Apache Spark: Resilient Distributed Dataset (RDD)
The core concept of the Spark is “resilient computational model”. Therefore, Spark abstracts data into Resilient Distributed Dataset (RDD), which is presented as a data structure distributed across main memories of cluster’s machines for further parallel processing.
The features of RDDs (decomposing the name):
Resilient, i.e. fault-tolerant with the help of RDD lineage graph and so able to recompute missing or damaged partitions due to node failures.
Distributed with data residing on multiple nodes in a cluster.
Dataset is a collection of partitioned datawith primitive values or values of values, e.g. tuples or other objects (that represent records of the data you work with).
From the scaladoc of org.apache.spark.rdd.RDD:
A Resilient Distributed Dataset (RDD), the basic abstraction in Spark. Represents an immutable, partitioned collection of elements that can be operated on in parallel.+
From the original paper about RDD -Resilient Distributed Datasets: A Fault-Tolerant Abstraction for In-Memory Cluster Computing:
Resilient Distributed Datasets (RDDs) are a distributed memory abstraction that lets programmers perform in-memory computations on large clusters in a fault-tolerant manner.

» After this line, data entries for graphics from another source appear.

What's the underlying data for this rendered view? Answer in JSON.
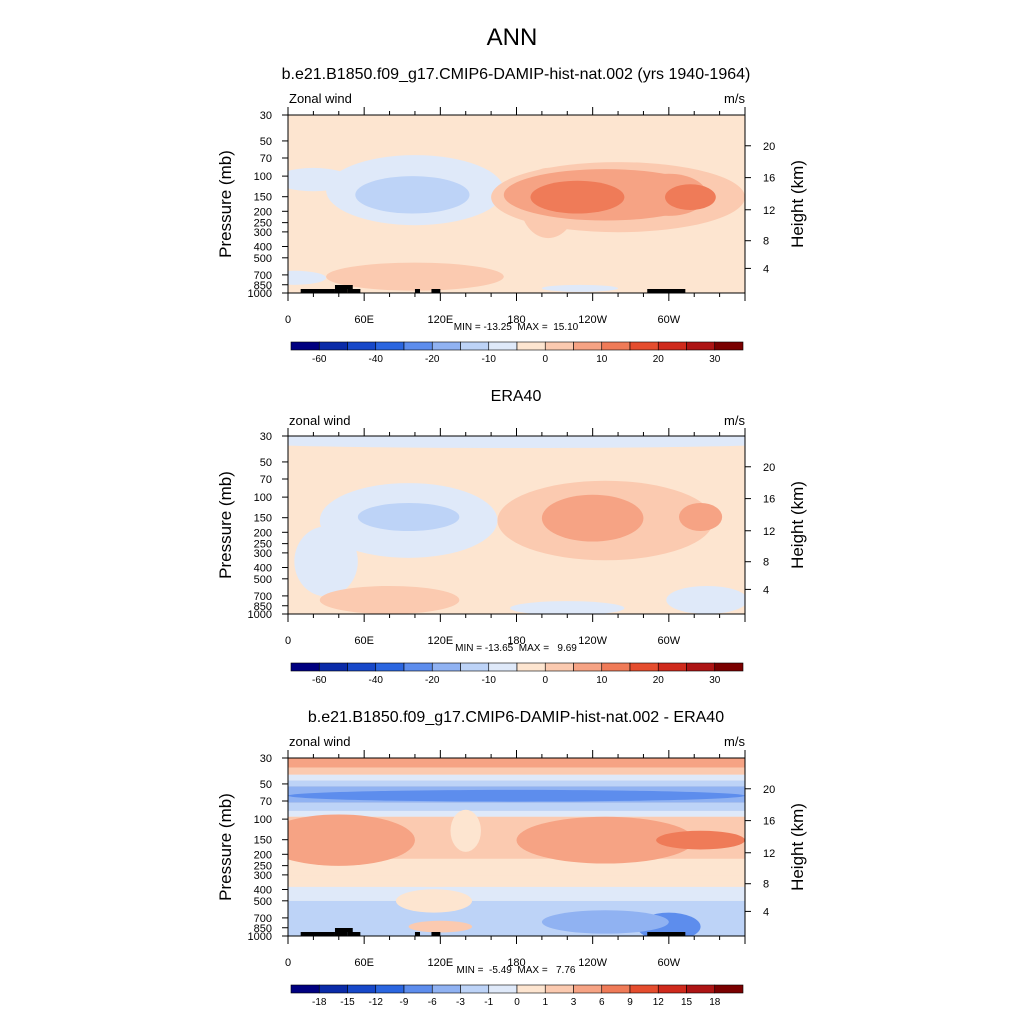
{
  "figure": {
    "season": "ANN"
  },
  "colors": {
    "land_mask": "#000000",
    "frame": "#000000"
  },
  "chart_data": [
    {
      "type": "heatmap",
      "id": "model",
      "title": "b.e21.B1850.f09_g17.CMIP6-DAMIP-hist-nat.002 (yrs 1940-1964)",
      "left_label": "Zonal wind",
      "right_label": "m/s",
      "ylabel": "Pressure (mb)",
      "ylabel_right": "Height (km)",
      "stats": "MIN = -13.25  MAX =  15.10",
      "x_ticks": [
        {
          "lon": 0,
          "label": "0"
        },
        {
          "lon": 60,
          "label": "60E"
        },
        {
          "lon": 120,
          "label": "120E"
        },
        {
          "lon": 180,
          "label": "180"
        },
        {
          "lon": 240,
          "label": "120W"
        },
        {
          "lon": 300,
          "label": "60W"
        }
      ],
      "p_ticks": [
        "30",
        "50",
        "70",
        "100",
        "150",
        "200",
        "250",
        "300",
        "400",
        "500",
        "700",
        "850",
        "1000"
      ],
      "h_ticks": [
        "20",
        "16",
        "12",
        "8",
        "4"
      ],
      "colorbar_labels": [
        "-60",
        "-40",
        "-20",
        "-10",
        "0",
        "10",
        "20",
        "30"
      ],
      "colorbar_colors": [
        "#000080",
        "#0a2ba8",
        "#1748c9",
        "#2b66e0",
        "#5d8ded",
        "#90b2f2",
        "#bdd3f7",
        "#dfe9f9",
        "#fde5d0",
        "#fbcab0",
        "#f6a384",
        "#ef7b58",
        "#e54d2e",
        "#cf2a1c",
        "#ad1414",
        "#7a0000"
      ],
      "field": {
        "background": "#fde5d0",
        "blobs": [
          {
            "lon": 20,
            "lev": 2.03,
            "rlon": 30,
            "rlev": 0.1,
            "color": "#dfe9f9"
          },
          {
            "lon": 305,
            "lev": 2.03,
            "rlon": 25,
            "rlev": 0.08,
            "color": "#dfe9f9"
          },
          {
            "lon": 100,
            "lev": 2.12,
            "rlon": 70,
            "rlev": 0.3,
            "color": "#dfe9f9"
          },
          {
            "lon": 98,
            "lev": 2.16,
            "rlon": 45,
            "rlev": 0.16,
            "color": "#bdd3f7"
          },
          {
            "lon": 205,
            "lev": 2.23,
            "rlon": 22,
            "rlev": 0.3,
            "color": "#fbcab0"
          },
          {
            "lon": 260,
            "lev": 2.18,
            "rlon": 100,
            "rlev": 0.3,
            "color": "#fbcab0"
          },
          {
            "lon": 250,
            "lev": 2.16,
            "rlon": 80,
            "rlev": 0.22,
            "color": "#f6a384"
          },
          {
            "lon": 300,
            "lev": 2.16,
            "rlon": 30,
            "rlev": 0.18,
            "color": "#f6a384"
          },
          {
            "lon": 228,
            "lev": 2.18,
            "rlon": 37,
            "rlev": 0.14,
            "color": "#ef7b58"
          },
          {
            "lon": 317,
            "lev": 2.18,
            "rlon": 20,
            "rlev": 0.11,
            "color": "#ef7b58"
          },
          {
            "lon": 100,
            "lev": 2.86,
            "rlon": 70,
            "rlev": 0.12,
            "color": "#fbcab0"
          },
          {
            "lon": 230,
            "lev": 2.96,
            "rlon": 30,
            "rlev": 0.03,
            "color": "#dfe9f9"
          },
          {
            "lon": 5,
            "lev": 2.87,
            "rlon": 25,
            "rlev": 0.06,
            "color": "#dfe9f9"
          }
        ],
        "land": true
      }
    },
    {
      "type": "heatmap",
      "id": "obs",
      "title": "ERA40",
      "left_label": "zonal wind",
      "right_label": "m/s",
      "ylabel": "Pressure (mb)",
      "ylabel_right": "Height (km)",
      "stats": "MIN = -13.65  MAX =   9.69",
      "x_ticks": [
        {
          "lon": 0,
          "label": "0"
        },
        {
          "lon": 60,
          "label": "60E"
        },
        {
          "lon": 120,
          "label": "120E"
        },
        {
          "lon": 180,
          "label": "180"
        },
        {
          "lon": 240,
          "label": "120W"
        },
        {
          "lon": 300,
          "label": "60W"
        }
      ],
      "p_ticks": [
        "30",
        "50",
        "70",
        "100",
        "150",
        "200",
        "250",
        "300",
        "400",
        "500",
        "700",
        "850",
        "1000"
      ],
      "h_ticks": [
        "20",
        "16",
        "12",
        "8",
        "4"
      ],
      "colorbar_labels": [
        "-60",
        "-40",
        "-20",
        "-10",
        "0",
        "10",
        "20",
        "30"
      ],
      "colorbar_colors": [
        "#000080",
        "#0a2ba8",
        "#1748c9",
        "#2b66e0",
        "#5d8ded",
        "#90b2f2",
        "#bdd3f7",
        "#dfe9f9",
        "#fde5d0",
        "#fbcab0",
        "#f6a384",
        "#ef7b58",
        "#e54d2e",
        "#cf2a1c",
        "#ad1414",
        "#7a0000"
      ],
      "field": {
        "background": "#fde5d0",
        "blobs": [
          {
            "lon": 180,
            "lev": 1.52,
            "rlon": 240,
            "rlev": 0.06,
            "color": "#dfe9f9"
          },
          {
            "lon": 95,
            "lev": 2.2,
            "rlon": 70,
            "rlev": 0.32,
            "color": "#dfe9f9"
          },
          {
            "lon": 30,
            "lev": 2.55,
            "rlon": 25,
            "rlev": 0.3,
            "color": "#dfe9f9"
          },
          {
            "lon": 95,
            "lev": 2.17,
            "rlon": 40,
            "rlev": 0.12,
            "color": "#bdd3f7"
          },
          {
            "lon": 250,
            "lev": 2.2,
            "rlon": 85,
            "rlev": 0.34,
            "color": "#fbcab0"
          },
          {
            "lon": 240,
            "lev": 2.18,
            "rlon": 40,
            "rlev": 0.2,
            "color": "#f6a384"
          },
          {
            "lon": 325,
            "lev": 2.17,
            "rlon": 17,
            "rlev": 0.12,
            "color": "#f6a384"
          },
          {
            "lon": 80,
            "lev": 2.88,
            "rlon": 55,
            "rlev": 0.12,
            "color": "#fbcab0"
          },
          {
            "lon": 220,
            "lev": 2.95,
            "rlon": 45,
            "rlev": 0.06,
            "color": "#dfe9f9"
          },
          {
            "lon": 330,
            "lev": 2.88,
            "rlon": 32,
            "rlev": 0.12,
            "color": "#dfe9f9"
          }
        ],
        "land": false
      }
    },
    {
      "type": "heatmap",
      "id": "diff",
      "title": "b.e21.B1850.f09_g17.CMIP6-DAMIP-hist-nat.002 - ERA40",
      "left_label": "zonal wind",
      "right_label": "m/s",
      "ylabel": "Pressure (mb)",
      "ylabel_right": "Height (km)",
      "stats": "MIN =  -5.49  MAX =   7.76",
      "x_ticks": [
        {
          "lon": 0,
          "label": "0"
        },
        {
          "lon": 60,
          "label": "60E"
        },
        {
          "lon": 120,
          "label": "120E"
        },
        {
          "lon": 180,
          "label": "180"
        },
        {
          "lon": 240,
          "label": "120W"
        },
        {
          "lon": 300,
          "label": "60W"
        }
      ],
      "p_ticks": [
        "30",
        "50",
        "70",
        "100",
        "150",
        "200",
        "250",
        "300",
        "400",
        "500",
        "700",
        "850",
        "1000"
      ],
      "h_ticks": [
        "20",
        "16",
        "12",
        "8",
        "4"
      ],
      "colorbar_labels": [
        "-18",
        "-15",
        "-12",
        "-9",
        "-6",
        "-3",
        "-1",
        "0",
        "1",
        "3",
        "6",
        "9",
        "12",
        "15",
        "18"
      ],
      "colorbar_colors": [
        "#000080",
        "#0a2ba8",
        "#1748c9",
        "#2b66e0",
        "#5d8ded",
        "#90b2f2",
        "#bdd3f7",
        "#dfe9f9",
        "#fde5d0",
        "#fbcab0",
        "#f6a384",
        "#ef7b58",
        "#e54d2e",
        "#cf2a1c",
        "#ad1414",
        "#7a0000"
      ],
      "field": {
        "background": "#fde5d0",
        "bands": [
          {
            "lev0": 1.48,
            "lev1": 1.56,
            "color": "#f6a384"
          },
          {
            "lev0": 1.56,
            "lev1": 1.62,
            "color": "#fbcab0"
          },
          {
            "lev0": 1.62,
            "lev1": 1.67,
            "color": "#dfe9f9"
          },
          {
            "lev0": 1.67,
            "lev1": 1.72,
            "color": "#bdd3f7"
          },
          {
            "lev0": 1.72,
            "lev1": 1.86,
            "color": "#90b2f2"
          },
          {
            "lev0": 1.86,
            "lev1": 1.93,
            "color": "#bdd3f7"
          },
          {
            "lev0": 1.93,
            "lev1": 1.98,
            "color": "#dfe9f9"
          },
          {
            "lev0": 1.98,
            "lev1": 2.34,
            "color": "#fbcab0"
          },
          {
            "lev0": 2.34,
            "lev1": 2.48,
            "color": "#fde5d0"
          },
          {
            "lev0": 2.58,
            "lev1": 2.7,
            "color": "#dfe9f9"
          },
          {
            "lev0": 2.7,
            "lev1": 3.01,
            "color": "#bdd3f7"
          }
        ],
        "blobs": [
          {
            "lon": 180,
            "lev": 1.8,
            "rlon": 180,
            "rlev": 0.05,
            "color": "#5d8ded"
          },
          {
            "lon": 40,
            "lev": 2.18,
            "rlon": 60,
            "rlev": 0.22,
            "color": "#f6a384"
          },
          {
            "lon": 250,
            "lev": 2.18,
            "rlon": 70,
            "rlev": 0.2,
            "color": "#f6a384"
          },
          {
            "lon": 325,
            "lev": 2.18,
            "rlon": 35,
            "rlev": 0.08,
            "color": "#ef7b58"
          },
          {
            "lon": 140,
            "lev": 2.1,
            "rlon": 12,
            "rlev": 0.18,
            "color": "#fde5d0"
          },
          {
            "lon": 115,
            "lev": 2.7,
            "rlon": 30,
            "rlev": 0.1,
            "color": "#fde5d0"
          },
          {
            "lon": 300,
            "lev": 2.92,
            "rlon": 25,
            "rlev": 0.12,
            "color": "#5d8ded"
          },
          {
            "lon": 250,
            "lev": 2.88,
            "rlon": 50,
            "rlev": 0.1,
            "color": "#90b2f2"
          },
          {
            "lon": 120,
            "lev": 2.92,
            "rlon": 25,
            "rlev": 0.05,
            "color": "#fbcab0"
          }
        ],
        "land": true
      }
    }
  ]
}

RDD operations: Transformations and Actions
RDD could contain data of any types and could be created by loading external data or from existing RDD. The RDD supports operations of two types:
- transformations, which are intended to transform RDD to the new RDD by applying operations, such as, map, filter, join and etc; lazy operations that return another RDD
- actions, which produce some values obtained as a result of some calculations on the RDD, example of such actions are count, reduce; operations that invoke computation and return values
Transformations in the Spark are carried out in “lazy mode”, which means that the result will not be calculated immediately, instead of this, Spark simply “remember” the operation and data, on which the operation has to be performed. Calculation of transformation takes place only when the action is invoked, and the result has to be returned to the driver program.